En  ese orden, remató el censor, la Colegiatura incurrió en  dislates que le impidieron tener por demostrada la ligazón  deprecada y, «al  margen de que coincida con los contornos temporales señalados  en la demanda, ello no era óbice para negarla (sic),  sino que, en el peor de los escenarios, ha debido declararse conforme  a lo probado»,  lo cual evidencia la trascendencia de los yerros endilgados, pues «en  lugar de un fallo absolutorio ha debido soltarse, en general, uno  estimatorio, por lo mismo, confirmatorio del apelado»,  subsumiendo  los hechos en la respectiva hipótesis normativa y reconociendo  «el  derecho subjetivo de los compañeros permanentes a que su  relación marital tuviera (…)  “todos los efectos civiles”»,  entre ellos, la conformación de la sociedad patrimonial, fruto  de «una  de las formas de constituir familia».  

CARGO  SEGUNDO  

Por  la misma senda y con soporte en el quebranto de las disposiciones  citadas en el primer embate, el opugnante enrostró al Tribunal  haber incurrido en falencias de iure,  por desatender las reglas de valoración de los siguientes  elementos cognitivos:  

            

a.
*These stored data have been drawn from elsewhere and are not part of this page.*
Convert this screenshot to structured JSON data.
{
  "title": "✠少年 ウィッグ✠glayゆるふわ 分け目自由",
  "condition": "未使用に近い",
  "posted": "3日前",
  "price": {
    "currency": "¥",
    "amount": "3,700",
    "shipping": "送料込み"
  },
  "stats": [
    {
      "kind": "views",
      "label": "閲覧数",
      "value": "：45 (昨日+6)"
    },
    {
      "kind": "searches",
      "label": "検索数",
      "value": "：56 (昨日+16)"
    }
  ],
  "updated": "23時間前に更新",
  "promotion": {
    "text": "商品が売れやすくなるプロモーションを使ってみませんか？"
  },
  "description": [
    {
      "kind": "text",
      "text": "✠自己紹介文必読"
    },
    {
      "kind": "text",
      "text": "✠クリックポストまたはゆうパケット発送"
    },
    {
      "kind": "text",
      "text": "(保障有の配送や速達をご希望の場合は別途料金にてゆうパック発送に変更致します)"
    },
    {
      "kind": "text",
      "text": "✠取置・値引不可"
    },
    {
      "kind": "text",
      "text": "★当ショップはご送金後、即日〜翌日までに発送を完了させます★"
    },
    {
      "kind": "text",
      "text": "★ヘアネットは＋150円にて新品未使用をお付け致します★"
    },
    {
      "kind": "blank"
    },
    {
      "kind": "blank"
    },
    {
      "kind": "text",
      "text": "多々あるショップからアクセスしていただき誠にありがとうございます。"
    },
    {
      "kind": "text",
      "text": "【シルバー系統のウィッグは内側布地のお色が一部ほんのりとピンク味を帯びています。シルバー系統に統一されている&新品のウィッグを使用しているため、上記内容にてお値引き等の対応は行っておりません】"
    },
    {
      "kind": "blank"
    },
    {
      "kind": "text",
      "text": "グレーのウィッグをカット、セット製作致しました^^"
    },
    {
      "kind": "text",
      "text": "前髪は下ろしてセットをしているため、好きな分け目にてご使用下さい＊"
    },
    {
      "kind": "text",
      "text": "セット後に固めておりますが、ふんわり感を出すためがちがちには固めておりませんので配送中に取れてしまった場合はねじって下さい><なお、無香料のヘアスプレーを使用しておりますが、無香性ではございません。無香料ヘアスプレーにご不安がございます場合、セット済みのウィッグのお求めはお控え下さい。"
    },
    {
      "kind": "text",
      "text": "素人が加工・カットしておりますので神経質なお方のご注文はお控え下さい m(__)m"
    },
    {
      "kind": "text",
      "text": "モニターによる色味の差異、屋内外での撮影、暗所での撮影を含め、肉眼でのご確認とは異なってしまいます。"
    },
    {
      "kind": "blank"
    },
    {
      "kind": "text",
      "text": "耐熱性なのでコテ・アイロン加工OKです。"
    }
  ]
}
Los          testimonios de Harold Jesús Vargas Medina y Juan Antonio          Archila Mesa, soslayados por no haber «indicado          el inicio y la terminación de la unión marital en los          contornos fijados en la demanda y lo pertinente lo escucharon del          propio demandante», sin          tomar en consideración que «tratándose          de hechos prolongados en el tiempo, como acaece con la unión          marital, no es requisito que cada uno de los testigos den cuenta de          todo lo ocurrido. Bien puede que a un deponente le conste el inicio          de la relación, a otro su continuidad y a un tercero la          culminación o que se refieran a esas circunstancias sin          precisar con una exactitud matemática su acaecimiento (Cfr.          CSJ. Sala Civil. Sentencia de 13 de septiembre de 2013, radicado          00932)».  
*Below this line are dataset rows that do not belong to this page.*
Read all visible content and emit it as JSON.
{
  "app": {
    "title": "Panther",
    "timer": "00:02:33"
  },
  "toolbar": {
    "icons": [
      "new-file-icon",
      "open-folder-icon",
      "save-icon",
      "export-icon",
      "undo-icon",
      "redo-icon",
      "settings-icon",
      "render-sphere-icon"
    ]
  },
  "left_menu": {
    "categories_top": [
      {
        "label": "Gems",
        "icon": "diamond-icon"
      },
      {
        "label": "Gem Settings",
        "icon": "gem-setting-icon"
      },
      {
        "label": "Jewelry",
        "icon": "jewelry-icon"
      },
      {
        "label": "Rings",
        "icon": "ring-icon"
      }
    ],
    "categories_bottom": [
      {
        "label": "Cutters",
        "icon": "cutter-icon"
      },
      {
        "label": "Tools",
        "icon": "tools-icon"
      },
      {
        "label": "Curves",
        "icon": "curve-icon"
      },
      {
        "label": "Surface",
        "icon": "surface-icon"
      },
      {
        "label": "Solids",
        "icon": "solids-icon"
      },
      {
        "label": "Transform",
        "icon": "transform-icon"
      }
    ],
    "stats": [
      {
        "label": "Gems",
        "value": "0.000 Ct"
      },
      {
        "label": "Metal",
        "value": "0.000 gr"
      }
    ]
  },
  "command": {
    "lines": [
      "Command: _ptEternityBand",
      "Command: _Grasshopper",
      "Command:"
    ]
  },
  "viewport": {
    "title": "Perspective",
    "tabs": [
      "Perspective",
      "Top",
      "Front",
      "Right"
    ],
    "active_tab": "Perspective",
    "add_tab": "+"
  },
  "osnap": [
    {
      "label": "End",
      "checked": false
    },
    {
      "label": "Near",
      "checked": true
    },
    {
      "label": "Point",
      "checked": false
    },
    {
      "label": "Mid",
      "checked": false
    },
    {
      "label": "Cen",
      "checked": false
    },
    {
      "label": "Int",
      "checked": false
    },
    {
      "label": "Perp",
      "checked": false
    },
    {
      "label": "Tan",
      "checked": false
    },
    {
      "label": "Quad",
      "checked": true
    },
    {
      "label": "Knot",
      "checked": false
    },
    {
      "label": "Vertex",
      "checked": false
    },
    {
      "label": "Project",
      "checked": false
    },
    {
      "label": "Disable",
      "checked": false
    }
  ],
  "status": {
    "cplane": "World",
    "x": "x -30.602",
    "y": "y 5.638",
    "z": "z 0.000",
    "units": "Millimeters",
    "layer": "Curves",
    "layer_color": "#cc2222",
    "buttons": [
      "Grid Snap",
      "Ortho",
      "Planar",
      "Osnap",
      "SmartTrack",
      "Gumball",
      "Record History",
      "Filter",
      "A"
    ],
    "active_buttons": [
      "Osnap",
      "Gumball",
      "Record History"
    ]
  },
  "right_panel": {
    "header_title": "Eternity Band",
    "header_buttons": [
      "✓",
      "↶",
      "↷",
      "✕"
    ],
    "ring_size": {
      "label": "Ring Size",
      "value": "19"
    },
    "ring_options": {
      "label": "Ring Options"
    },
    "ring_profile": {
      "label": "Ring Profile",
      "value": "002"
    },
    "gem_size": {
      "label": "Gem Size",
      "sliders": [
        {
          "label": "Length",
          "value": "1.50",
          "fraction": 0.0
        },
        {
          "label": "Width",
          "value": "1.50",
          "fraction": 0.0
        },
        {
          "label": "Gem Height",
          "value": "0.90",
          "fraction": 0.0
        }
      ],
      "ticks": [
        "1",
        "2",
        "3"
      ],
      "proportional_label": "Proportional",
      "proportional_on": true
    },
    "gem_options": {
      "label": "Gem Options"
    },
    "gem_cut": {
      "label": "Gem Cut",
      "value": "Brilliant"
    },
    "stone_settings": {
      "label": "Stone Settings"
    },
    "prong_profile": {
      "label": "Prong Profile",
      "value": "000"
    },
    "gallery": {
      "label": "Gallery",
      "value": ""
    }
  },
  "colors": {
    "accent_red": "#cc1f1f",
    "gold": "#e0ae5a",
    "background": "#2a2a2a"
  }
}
Bajo ese  entendimiento, para el gestor, erró el Tribunal al decir que  «“los  dos testimonios (…) no son capaces de señalar ni cuando  empezó ni cuando terminó” la unión  marital, pues “refieren solamente lo que escucharon del  demandante”, olvidando  que «solo  estaban obligados a declarar lo que “conozcan” o les  “conste” y se les pregunte”»  (art. 220, inciso 2º y 221, num. 2º CGP).  
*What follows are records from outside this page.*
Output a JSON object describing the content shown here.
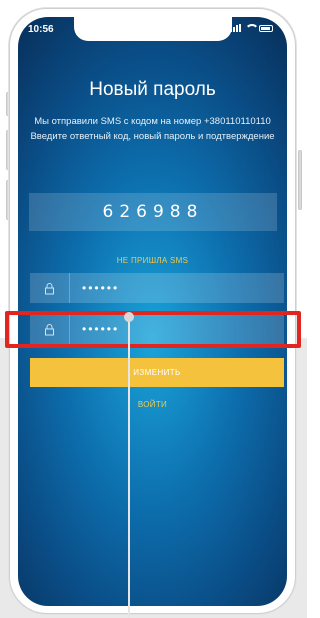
{
  "status_bar": {
    "time": "10:56"
  },
  "header": {
    "title": "Новый пароль",
    "description": "Мы отправили SMS с кодом на номер +380110110110  Введите ответный код, новый пароль и подтверждение"
  },
  "form": {
    "sms_code": "626988",
    "resend_label": "НЕ ПРИШЛА SMS",
    "password_value": "••••••",
    "confirm_value": "••••••",
    "submit_label": "ИЗМЕНИТЬ",
    "login_label": "ВОЙТИ"
  },
  "icons": {
    "field_icon": "lock-icon",
    "signal": "signal-icon",
    "wifi": "wifi-icon",
    "battery": "battery-icon"
  },
  "colors": {
    "accent": "#f5c23d",
    "link": "#f2c94c",
    "highlight": "#e0261f",
    "background_center": "#1aa3d9",
    "background_edge": "#082f5a"
  }
}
Así, si no  relataron lo relacionado con la separación de lecho, «se  entiende que desconocían o no les constaba el hecho»,  además de tratarse de un asunto sobre el cual no se les  indagó; de otro lado, estimó «insustancial»  que Vargas Medina no hubiera podido precisar las fechas ni la época  en que Yexy Alexandra viajó a Brasil, dado que es «pacífico  en el contraste probatorio que ello tuvo ocurrencia», de  donde surge que el fallador dejó de aplicar «la  regla de apreciación de las pruebas en conjunto, contenida en  el artículo 176 del Código General del Proceso».  

Norma también  infringida al aseverar que tales declaraciones eran contradictorias,  pues si «a  Vargas Medina no le constaba la  convivencia  de las partes en los dos primeros lugares, pues solo dio cuenta de  Reservas del Samán, por lógica, nada había para  enfrentar con el dicho de Archila Mesa, quien sí los vio  vivir, además, por lados del Braulio». Y  si este último no refirió haber visto a la empleada del  servicio en Reservas del Samán, como sí lo hizo Vargas  Medina, «el  silencio no se sanciona con la ineficacia de la prueba»,  en tanto pudo obedecer a que «no  le constaba el hecho o, pese a conocerlo o percibirlo, no le fue  preguntado».  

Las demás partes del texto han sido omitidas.